UNAERP - Universidade de Ribeirão Preto (SP) — Prova 2025
Uma paciente de 47 anos apresenta-se com sangramento uterino anormal persistente. Após avaliação inicial, a ultrassonografia transvaginal indica a presença de um mioma submucoso. A histeroscopia classifica o mioma como nível zero, de acordo com a Classificação Histeroscópica da Sociedade Europeia de Endoscopia Ginecológica (ESGE). Qual das alternativas abaixo descreve corretamente a conduta adequada para este caso?
Mioma submucoso nível zero (ESGE) → completamente intracavitário = miomectomia histeroscópica é a conduta ideal.
Miomas submucosos são a principal causa de sangramento uterino anormal. A classificação ESGE (European Society for Gynaecological Endoscopy) para miomas submucosos é crucial para definir a abordagem. Um mioma nível zero está totalmente dentro da cavidade uterina, tornando a miomectomia histeroscópica a técnica de escolha, minimamente invasiva e eficaz.
Os miomas uterinos, ou leiomiomas, são os tumores benignos mais comuns do trato genital feminino, afetando uma parcela significativa de mulheres em idade reprodutiva. Os miomas submucosos, embora representem uma minoria dos miomas, são os que mais frequentemente causam sangramento uterino anormal (SUA), como menorragia e metrorragia, devido à sua localização na cavidade endometrial. A classificação histeroscópica da Sociedade Europeia de Endoscopia Ginecológica (ESGE) é fundamental para guiar a conduta, categorizando os miomas submucosos de 0 a 2, com base na porcentagem de sua protrusão na cavidade uterina. Um mioma submucoso classificado como nível zero pela ESGE indica que ele está inteiramente localizado dentro da cavidade uterina, sem componente intramural. Essa característica o torna um candidato ideal para a remoção por miomectomia histeroscópica. Este procedimento é minimamente invasivo, realizado por via vaginal, utilizando um histeroscópio para visualizar e ressecar o mioma. A miomectomia histeroscópica é altamente eficaz na resolução dos sintomas de sangramento e dor, com baixas taxas de complicação e rápida recuperação. A conduta para miomas submucosos deve ser individualizada, considerando o tamanho, número, localização do mioma, sintomas da paciente, desejo de preservar a fertilidade e idade. Para miomas nível zero, a miomectomia histeroscópica é a abordagem de primeira linha, oferecendo excelente resultado clínico e preservação uterina. Outras opções como tratamento medicamentoso, embolização de artérias uterinas ou histerectomia são geralmente reservadas para casos específicos ou miomas de outras classificações.

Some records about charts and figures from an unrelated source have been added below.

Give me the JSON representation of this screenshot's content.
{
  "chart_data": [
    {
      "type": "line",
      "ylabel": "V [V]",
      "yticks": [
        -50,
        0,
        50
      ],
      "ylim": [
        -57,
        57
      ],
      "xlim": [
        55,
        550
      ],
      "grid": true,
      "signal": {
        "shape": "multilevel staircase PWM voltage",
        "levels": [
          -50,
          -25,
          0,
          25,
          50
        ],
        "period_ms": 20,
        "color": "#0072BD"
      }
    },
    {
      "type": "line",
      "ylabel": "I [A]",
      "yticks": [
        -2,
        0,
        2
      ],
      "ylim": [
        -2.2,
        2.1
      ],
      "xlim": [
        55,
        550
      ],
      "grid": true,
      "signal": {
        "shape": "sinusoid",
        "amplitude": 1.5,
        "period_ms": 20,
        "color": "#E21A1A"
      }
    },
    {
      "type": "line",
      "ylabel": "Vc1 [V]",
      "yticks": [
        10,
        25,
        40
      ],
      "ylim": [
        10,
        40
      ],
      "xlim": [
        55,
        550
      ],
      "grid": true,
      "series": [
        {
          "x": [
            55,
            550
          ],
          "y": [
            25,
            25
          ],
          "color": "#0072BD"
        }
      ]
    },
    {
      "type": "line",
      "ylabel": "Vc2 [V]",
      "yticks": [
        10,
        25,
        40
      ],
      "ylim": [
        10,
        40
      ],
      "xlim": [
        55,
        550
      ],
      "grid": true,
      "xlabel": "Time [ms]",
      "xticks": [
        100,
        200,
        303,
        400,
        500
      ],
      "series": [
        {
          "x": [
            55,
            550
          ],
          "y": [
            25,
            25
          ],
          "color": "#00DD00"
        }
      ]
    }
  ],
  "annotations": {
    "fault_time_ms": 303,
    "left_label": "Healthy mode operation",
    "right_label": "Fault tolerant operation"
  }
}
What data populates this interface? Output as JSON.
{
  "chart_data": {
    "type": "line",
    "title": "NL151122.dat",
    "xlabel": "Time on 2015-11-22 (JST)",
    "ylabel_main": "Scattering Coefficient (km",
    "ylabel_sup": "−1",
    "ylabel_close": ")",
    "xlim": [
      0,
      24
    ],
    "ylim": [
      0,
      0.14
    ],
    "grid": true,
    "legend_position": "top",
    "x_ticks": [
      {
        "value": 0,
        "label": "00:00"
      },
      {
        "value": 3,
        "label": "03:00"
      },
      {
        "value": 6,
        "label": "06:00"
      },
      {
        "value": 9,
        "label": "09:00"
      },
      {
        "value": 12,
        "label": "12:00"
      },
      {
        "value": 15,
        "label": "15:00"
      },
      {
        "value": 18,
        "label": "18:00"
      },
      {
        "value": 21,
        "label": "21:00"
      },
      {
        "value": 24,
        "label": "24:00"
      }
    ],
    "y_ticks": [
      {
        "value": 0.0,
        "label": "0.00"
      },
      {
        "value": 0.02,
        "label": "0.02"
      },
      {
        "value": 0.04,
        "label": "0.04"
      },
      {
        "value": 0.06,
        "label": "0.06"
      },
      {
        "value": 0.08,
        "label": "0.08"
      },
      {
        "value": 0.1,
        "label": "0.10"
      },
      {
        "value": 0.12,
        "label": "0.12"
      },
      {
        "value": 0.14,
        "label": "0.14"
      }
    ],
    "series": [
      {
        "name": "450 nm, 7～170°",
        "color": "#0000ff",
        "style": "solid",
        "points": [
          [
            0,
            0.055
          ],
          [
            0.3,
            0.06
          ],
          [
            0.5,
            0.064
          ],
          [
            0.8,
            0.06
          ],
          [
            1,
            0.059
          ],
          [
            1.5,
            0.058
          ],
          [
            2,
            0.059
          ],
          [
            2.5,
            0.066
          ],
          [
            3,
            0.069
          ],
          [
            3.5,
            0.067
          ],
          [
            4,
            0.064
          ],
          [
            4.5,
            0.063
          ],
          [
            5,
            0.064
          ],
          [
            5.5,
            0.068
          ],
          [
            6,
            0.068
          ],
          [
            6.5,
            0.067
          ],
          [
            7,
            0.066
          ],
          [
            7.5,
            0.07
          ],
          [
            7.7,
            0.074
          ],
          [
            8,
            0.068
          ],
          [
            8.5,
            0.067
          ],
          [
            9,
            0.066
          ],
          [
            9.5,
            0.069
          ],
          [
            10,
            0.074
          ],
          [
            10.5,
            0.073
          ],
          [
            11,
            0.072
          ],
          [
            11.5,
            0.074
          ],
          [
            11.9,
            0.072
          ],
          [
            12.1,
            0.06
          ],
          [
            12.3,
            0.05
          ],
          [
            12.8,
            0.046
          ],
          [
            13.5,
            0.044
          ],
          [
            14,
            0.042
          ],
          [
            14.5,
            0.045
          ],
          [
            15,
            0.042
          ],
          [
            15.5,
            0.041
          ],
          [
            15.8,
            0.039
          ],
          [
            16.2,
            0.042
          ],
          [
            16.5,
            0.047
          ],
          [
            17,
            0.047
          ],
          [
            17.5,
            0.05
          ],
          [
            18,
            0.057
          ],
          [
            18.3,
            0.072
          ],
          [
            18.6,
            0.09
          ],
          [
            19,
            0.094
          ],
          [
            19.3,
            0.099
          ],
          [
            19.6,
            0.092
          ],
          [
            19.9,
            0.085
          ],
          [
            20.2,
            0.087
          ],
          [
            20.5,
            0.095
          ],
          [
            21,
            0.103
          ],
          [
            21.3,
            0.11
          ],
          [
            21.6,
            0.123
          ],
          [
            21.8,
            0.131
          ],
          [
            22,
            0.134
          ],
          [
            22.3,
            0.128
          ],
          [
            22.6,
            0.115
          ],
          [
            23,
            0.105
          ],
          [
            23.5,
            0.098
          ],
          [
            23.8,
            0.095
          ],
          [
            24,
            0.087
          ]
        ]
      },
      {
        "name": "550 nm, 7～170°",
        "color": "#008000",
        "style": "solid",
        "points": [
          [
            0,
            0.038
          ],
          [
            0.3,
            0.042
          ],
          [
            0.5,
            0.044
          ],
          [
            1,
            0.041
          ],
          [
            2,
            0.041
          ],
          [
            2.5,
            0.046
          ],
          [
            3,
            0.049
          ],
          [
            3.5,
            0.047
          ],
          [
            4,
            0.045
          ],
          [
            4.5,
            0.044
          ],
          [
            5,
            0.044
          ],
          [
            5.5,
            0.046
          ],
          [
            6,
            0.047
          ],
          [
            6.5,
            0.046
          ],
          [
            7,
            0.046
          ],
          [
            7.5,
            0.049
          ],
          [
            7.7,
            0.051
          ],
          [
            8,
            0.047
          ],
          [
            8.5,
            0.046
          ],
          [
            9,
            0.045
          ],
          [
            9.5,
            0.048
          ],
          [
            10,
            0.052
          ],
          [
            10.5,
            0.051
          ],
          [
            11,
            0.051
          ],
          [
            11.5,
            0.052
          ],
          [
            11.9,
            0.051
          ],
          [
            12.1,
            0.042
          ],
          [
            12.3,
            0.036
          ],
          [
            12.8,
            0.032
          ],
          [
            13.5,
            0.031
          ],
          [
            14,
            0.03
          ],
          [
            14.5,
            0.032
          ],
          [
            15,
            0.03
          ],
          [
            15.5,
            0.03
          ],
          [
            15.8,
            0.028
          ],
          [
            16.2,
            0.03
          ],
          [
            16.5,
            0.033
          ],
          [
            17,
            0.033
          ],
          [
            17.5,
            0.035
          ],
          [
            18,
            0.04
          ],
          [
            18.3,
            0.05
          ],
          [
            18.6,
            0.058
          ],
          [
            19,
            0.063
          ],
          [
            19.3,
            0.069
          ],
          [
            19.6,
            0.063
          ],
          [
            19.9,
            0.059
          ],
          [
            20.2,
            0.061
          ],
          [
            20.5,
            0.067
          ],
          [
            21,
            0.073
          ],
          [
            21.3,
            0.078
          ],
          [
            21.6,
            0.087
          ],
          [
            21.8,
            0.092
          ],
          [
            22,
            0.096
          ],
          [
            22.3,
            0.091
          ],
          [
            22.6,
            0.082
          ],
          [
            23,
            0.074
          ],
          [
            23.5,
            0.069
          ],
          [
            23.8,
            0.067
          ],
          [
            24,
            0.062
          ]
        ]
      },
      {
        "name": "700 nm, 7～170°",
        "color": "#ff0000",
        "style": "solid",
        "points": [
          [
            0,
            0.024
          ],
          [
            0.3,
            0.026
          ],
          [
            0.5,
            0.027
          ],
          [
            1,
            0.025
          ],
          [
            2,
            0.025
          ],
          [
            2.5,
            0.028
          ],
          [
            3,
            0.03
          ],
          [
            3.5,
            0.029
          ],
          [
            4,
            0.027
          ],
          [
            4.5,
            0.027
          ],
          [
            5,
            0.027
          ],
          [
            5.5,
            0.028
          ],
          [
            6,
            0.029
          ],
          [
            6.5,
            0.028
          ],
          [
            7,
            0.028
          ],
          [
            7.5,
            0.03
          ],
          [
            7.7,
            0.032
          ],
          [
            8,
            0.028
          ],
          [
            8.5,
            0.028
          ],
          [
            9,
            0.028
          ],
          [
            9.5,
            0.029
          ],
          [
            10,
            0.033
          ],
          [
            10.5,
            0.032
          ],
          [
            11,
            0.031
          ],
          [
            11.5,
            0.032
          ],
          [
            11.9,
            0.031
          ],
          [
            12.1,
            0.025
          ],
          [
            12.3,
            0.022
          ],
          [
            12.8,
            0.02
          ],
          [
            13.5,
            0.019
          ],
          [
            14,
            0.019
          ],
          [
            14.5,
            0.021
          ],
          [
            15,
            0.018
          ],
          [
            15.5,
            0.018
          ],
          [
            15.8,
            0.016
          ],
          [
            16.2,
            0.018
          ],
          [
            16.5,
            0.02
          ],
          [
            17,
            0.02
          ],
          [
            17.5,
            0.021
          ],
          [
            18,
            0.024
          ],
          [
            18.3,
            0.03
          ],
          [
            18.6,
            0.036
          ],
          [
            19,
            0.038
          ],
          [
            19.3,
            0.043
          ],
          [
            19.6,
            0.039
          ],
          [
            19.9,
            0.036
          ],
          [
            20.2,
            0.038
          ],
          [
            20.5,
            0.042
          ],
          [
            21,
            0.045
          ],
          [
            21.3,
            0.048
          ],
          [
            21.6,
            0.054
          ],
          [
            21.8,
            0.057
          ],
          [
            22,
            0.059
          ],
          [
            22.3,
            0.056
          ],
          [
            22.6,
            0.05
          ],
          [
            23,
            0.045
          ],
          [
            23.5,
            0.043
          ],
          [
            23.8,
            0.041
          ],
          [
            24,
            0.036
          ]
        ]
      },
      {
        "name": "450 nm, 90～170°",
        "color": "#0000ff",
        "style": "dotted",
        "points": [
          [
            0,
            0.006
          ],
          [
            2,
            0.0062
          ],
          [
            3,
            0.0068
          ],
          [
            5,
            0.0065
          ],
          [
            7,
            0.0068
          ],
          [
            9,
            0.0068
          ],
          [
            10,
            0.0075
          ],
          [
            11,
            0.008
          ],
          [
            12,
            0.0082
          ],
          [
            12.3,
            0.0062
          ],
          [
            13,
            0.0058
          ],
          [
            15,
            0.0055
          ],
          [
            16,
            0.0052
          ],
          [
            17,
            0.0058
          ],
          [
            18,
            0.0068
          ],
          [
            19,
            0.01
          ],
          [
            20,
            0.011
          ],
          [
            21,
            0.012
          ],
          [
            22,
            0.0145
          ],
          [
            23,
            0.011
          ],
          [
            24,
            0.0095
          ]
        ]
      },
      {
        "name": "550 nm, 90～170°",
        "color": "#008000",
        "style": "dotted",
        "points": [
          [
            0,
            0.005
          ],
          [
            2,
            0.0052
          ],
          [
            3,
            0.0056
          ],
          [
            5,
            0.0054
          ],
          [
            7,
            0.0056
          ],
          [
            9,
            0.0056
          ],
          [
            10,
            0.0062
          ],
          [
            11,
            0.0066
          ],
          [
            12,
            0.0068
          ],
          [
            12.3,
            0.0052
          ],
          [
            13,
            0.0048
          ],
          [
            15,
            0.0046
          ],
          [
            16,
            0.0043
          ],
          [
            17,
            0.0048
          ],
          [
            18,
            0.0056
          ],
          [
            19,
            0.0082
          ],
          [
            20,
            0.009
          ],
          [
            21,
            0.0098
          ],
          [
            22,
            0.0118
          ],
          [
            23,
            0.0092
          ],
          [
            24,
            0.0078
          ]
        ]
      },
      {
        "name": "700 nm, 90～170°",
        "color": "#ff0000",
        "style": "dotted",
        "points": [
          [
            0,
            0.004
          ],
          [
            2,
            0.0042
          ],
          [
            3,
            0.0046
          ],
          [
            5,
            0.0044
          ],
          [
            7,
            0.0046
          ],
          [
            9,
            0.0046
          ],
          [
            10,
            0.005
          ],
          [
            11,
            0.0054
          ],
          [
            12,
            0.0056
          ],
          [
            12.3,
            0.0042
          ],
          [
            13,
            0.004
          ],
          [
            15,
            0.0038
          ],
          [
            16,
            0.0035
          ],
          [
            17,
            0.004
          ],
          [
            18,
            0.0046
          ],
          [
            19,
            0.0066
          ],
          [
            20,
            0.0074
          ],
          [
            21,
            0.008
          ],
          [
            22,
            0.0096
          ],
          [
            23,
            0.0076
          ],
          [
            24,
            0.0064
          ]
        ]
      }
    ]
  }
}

Na classificação histeroscópica da ESGE, um mioma submucoso nível zero significa que o mioma está completamente dentro da cavidade uterina, sem componente intramural. Isso o torna ideal para remoção por histeroscopia cirúrgica.
A miomectomia histeroscópica é um procedimento minimamente invasivo que permite a remoção do mioma sem incisões abdominais. É eficaz na resolução do sangramento uterino anormal, preserva o útero e a fertilidade, e tem um tempo de recuperação mais rápido em comparação com cirurgias abertas.
A histerectomia é geralmente considerada para miomas uterinos em casos de falha de tratamentos conservadores, sintomas graves e refratários, miomas de grande volume, ou quando a paciente já completou sua prole e não deseja preservar o útero. Para miomas submucosos nível zero, é uma opção excessivamente invasiva.